O veículo retornava para São Paulo após ter levado um grupo de turistas para Foz do Iguaçu. Diversas testemunhas ouvidas no inquérito policial afirmaram que o motorista trafegava em alta velocidade. Laudo pericial apontou que o ônibus estava a 98 km/h no momento do acidente. A velocidade máxima permitida no trecho é de 60 km/h. Ao tentar fazer uma curva, o veículo tombou, arrastou por vários metros, atravessou o canteiro da rodovia e parou na pista contrária.
"Os laudos e depoimentos foram bem contundentes quanto ao excesso de velocidade praticado pelo condutor. Um passageiro relatou que teria ido até a cabine alertar o motorista sobre a velocidade. Durante outros trechos da viagem, o condutor também dirigiu acima da velocidade permitida", relatou o promotor Diogo de Araújo Lima, autor da denúncia.
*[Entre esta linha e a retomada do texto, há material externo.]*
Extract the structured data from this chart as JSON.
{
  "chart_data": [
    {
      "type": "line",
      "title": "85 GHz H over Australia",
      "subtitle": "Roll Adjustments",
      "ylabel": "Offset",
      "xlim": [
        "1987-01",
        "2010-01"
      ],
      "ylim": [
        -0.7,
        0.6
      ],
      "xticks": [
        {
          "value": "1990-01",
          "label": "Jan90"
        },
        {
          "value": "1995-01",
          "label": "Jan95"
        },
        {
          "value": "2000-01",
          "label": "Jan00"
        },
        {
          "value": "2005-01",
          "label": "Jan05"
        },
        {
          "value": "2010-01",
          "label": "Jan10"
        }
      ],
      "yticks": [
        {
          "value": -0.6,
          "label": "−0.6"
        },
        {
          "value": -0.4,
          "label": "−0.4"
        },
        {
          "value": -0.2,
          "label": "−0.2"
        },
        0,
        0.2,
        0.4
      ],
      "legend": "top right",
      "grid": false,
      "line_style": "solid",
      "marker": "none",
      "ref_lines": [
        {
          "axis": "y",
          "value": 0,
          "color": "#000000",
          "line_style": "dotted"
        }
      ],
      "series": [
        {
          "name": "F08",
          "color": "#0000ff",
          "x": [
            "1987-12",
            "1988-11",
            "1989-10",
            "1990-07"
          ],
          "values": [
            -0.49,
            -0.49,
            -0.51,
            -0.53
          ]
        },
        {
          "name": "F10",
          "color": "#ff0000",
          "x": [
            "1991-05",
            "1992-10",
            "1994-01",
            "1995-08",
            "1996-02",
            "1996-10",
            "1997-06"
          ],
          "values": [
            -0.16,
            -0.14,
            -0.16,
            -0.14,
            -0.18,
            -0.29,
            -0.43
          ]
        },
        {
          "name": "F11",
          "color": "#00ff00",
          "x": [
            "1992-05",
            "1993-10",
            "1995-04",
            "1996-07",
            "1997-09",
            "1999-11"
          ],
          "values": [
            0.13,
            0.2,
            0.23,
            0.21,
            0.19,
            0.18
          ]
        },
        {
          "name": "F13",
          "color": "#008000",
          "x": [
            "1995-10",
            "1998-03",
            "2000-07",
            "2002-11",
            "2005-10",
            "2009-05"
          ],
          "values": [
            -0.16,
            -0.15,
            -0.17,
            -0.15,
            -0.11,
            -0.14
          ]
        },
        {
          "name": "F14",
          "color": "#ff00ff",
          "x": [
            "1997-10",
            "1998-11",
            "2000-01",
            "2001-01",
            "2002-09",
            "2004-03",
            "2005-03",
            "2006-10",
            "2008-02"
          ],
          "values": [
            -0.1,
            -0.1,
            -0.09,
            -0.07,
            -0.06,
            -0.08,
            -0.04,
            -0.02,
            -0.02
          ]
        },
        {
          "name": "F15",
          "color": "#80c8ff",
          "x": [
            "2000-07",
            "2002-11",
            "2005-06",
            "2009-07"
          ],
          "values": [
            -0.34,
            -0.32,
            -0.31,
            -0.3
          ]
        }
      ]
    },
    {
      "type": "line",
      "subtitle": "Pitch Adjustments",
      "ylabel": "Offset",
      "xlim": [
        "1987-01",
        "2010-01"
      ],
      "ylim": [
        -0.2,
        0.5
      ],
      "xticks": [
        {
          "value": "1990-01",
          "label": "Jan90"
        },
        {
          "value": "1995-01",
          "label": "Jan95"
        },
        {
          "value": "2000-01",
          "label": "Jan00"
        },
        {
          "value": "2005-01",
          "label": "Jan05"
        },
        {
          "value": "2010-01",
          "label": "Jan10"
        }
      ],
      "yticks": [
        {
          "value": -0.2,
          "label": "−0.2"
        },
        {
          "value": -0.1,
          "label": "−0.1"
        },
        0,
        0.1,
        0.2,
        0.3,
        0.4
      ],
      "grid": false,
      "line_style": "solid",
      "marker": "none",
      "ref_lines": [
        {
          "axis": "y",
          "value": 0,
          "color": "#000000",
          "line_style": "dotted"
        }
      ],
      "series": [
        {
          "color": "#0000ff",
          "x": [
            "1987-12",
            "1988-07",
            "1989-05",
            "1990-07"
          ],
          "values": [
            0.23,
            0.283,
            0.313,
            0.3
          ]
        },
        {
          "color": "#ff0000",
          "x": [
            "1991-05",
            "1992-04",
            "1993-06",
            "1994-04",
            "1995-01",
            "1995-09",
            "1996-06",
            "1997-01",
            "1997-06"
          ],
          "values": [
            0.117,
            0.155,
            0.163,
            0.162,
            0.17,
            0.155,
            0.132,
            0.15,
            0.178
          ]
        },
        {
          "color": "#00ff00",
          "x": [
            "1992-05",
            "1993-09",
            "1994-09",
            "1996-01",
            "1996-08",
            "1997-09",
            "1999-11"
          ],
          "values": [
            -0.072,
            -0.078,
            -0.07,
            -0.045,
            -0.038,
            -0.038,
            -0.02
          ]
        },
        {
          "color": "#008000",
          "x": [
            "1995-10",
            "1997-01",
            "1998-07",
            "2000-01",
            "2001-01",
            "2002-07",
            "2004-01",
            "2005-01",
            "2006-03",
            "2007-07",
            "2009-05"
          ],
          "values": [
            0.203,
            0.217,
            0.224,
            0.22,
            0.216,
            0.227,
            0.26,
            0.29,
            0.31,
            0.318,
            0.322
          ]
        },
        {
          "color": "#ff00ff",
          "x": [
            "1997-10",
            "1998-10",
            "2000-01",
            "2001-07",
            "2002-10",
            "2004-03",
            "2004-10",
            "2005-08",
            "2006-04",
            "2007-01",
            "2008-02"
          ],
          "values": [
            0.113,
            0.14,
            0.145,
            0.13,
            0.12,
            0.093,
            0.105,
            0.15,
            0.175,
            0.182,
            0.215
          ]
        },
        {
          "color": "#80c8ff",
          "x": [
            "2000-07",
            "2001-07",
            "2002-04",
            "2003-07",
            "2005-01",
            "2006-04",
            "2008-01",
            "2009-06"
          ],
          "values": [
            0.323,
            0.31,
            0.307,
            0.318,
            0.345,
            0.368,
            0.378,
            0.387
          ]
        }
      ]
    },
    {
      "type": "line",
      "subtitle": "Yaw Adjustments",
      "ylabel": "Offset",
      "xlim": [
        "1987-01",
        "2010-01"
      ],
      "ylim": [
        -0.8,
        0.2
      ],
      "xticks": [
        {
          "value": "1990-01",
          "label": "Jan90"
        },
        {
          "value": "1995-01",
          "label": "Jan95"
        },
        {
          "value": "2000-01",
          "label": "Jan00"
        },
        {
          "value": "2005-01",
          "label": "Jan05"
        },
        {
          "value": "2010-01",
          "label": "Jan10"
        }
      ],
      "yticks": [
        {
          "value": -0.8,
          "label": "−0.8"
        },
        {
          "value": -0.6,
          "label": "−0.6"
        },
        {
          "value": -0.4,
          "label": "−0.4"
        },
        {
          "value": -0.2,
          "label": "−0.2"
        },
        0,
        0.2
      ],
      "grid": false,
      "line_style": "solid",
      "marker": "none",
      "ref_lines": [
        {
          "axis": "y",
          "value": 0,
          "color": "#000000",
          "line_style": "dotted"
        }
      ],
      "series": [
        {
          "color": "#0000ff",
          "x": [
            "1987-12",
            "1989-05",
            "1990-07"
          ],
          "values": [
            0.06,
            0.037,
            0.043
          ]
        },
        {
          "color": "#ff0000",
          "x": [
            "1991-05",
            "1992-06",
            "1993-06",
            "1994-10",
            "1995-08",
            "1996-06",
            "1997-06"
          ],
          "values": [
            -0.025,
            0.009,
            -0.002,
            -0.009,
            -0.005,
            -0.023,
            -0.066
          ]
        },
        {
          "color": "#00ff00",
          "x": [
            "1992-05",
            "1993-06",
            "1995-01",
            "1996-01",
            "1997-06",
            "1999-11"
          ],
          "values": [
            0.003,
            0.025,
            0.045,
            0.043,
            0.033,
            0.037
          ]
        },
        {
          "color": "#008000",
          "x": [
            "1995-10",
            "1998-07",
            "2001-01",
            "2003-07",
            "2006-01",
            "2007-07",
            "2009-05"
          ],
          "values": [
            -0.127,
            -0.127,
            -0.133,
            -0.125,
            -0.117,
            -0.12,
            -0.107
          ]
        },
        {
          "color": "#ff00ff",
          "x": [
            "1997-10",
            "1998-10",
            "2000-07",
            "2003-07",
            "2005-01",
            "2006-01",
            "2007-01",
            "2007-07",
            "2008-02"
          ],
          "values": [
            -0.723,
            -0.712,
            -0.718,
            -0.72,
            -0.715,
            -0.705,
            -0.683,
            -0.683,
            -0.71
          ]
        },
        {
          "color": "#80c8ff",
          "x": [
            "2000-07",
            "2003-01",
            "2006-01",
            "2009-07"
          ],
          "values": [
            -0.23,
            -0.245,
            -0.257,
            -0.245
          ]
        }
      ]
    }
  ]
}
Laudos do Instituto de Criminalística (IC) detectaram que as condições mecânicas do ônibus estavam perfeitas. O único problema identificado foi que o veículo viajava com excesso de peso e, por este motivo, recebeu duas multas durante a viagem de volta. "O outro motorista, que dormia no momento do acidente, também não relatou nenhum problema no veículo. Ao longo do inquérito não se chegou a nenhuma conclusão quanto a responsabilidade da empresa proprietária do ônibus sobre o excesso de peso. Mas não foi o excesso que provocou o acidente", garantiu o promotor.
O MP pede a condenação do motorista por homicídio culposo, quando não há intenção de matar, em relação às oito vítimas fatais e também por lesão corporal pelos ferimentos nas outras duas. Além disso, o MP pediu que a Justiça suspenda cautelarmente a carteira de habilitação do acusado. "Como ele atua como motorista profissional é uma forma de evitar que ele coloque em risco a vida de outras pessoas", ressaltou Diogo de Araújo.